Mills v. Smiley

Decision Date14 May 1904
Citation76 P. 786,9 Idaho 325
PartiesMILLS v. SMILEY
CourtIdaho Supreme Court

MILLS v. SMILEY.

SERVICE OF NOTICE OF APPEAL-SERVICE OF SUMMONS BY PUBLICATION-AFFIDAVIT FOR PUBLICATION-ORDER OF PUBLICATION-JURISDICTION.

1. Where a judgment and decree of foreclosure has been entered and a sale thereunder has been made to a person not a party to the action, in satisfaction of such judgment, and a writ of assistance has been issued against a person not a party to the foreclosure suit, it is not necessary that a notice of appeal from the order granting such writ be served on all the parties to the foreclosure action.

2. An affidavit for publication of summons which states "that due and diligent search has been made for the defendants, and that said defendants cannot be found within the state of Idaho," without stating the facts which constitute such "due and diligent search," is insufficient to authorize the making an order for publication and an order and publication made thereon is without jurisdiction, and void.

3. An affidavit in such case should show whether the defendant is a resident or nonresident of the state, and his last known place of residence, or if unknown such fact should appear.

4. In case of service by publication upon a nonresident or absent defendant where his place of residence is known, the order must direct a copy of the summons and complaint to be mailed to such defendant at his place of residence.

5. The return of an officer showing that he could not find a defendant in his county seven months prior to the application for the order of publication is not evidence of the absence of the defendant at the time of such application, and cannot be properly considered in making the order.

6. In order to acquire jurisdiction by publication of summons, all the statutory requirements authorizing such service must receive a substantial compliance.

(Syllabus by the court.)

APPEAL from the District Court of the Second Judicial District in and for the County of Latah. Honorable E. C. Steele, Judge.

From an order denying a motion to vacate and set aside a writ of assistance defendant appeals. Reversed.

Remanded, with instructions.

A. J Green and S. S. Denning, for Appellant.
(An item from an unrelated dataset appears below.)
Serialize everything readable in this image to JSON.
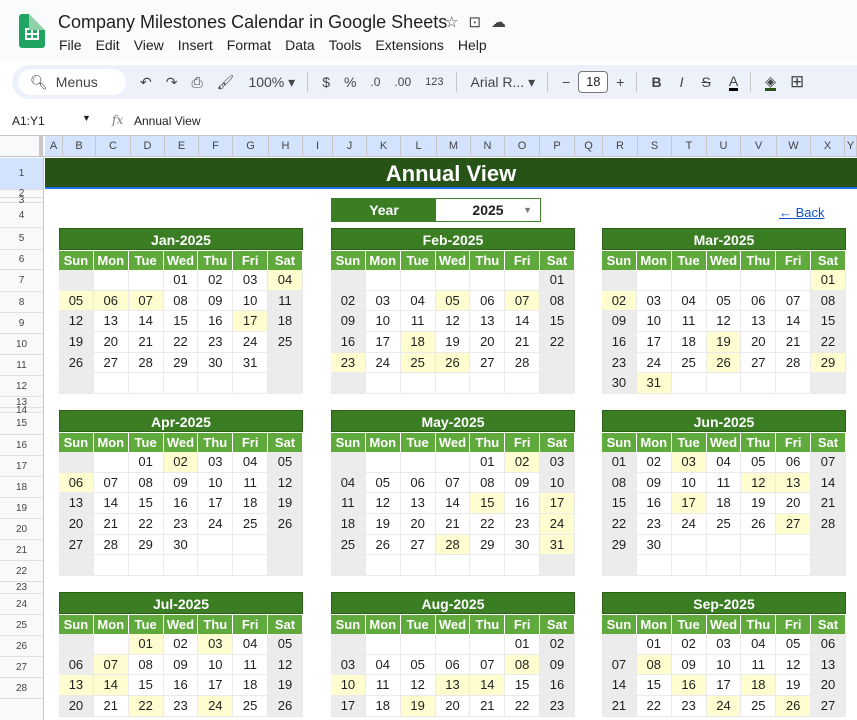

Forney & Moore, for Respondent.

AILSHIE J. Sullivan, C. J., and Stockslager, J., concur.

OPINION

AILSHIE, J.

After the filing of the opinion in this case the appellant presented a petition for a rehearing, urging strongly the want of jurisdiction in the lower court to issue the writ of assistance complained of in the case. Upon that petition a rehearing was granted and the case was again argued at the March term of this court. Prior to the last argument the respondent filed another motion to dismiss the appeal based on the grounds that notice of appeal was not served upon A. L. Mills, Pauline E. Maupin, Samuel Geer, Thomas M. Morgan, Rachael Morgan, M. J. Shields Company, a corporation, C. F. Adams and the Security Savings and Trust Company, or either of them. All of these parties were parties to the original foreclosure proceedings. It is claimed that upon the authority of Titiman v. Alamance Min. Co., ante, p. 240, 74 P. 529, and Baker v. Drews, ante, p. 276, 74 P. 1130, decided by this court, the appeal should be dismissed. This case does not fall within the rule announced in those cases, for the reason that this appeal is not taken from the judgment of foreclosure entered in the original case, but is rather an appeal questioning the authority of the court to issue a writ of assistance in favor of the purchaser at an execution sale. Whatever conclusion we may reach on this appeal, we cannot "reverse, affirm or modify" the judgment entered in the foreclosure case. This controversy arises solely between the purchaser and the party in possession, and our decision upon this appeal can only "reverse, affirm or modify the order of judgment" of the court in granting and refusing to vacate the writ of assistance. The only parties to that writ, or who will be, within the meaning of this statute, affected by the decision on this appeal are Thorp and Smiley. The motion to dismiss the appeal will therefore be denied.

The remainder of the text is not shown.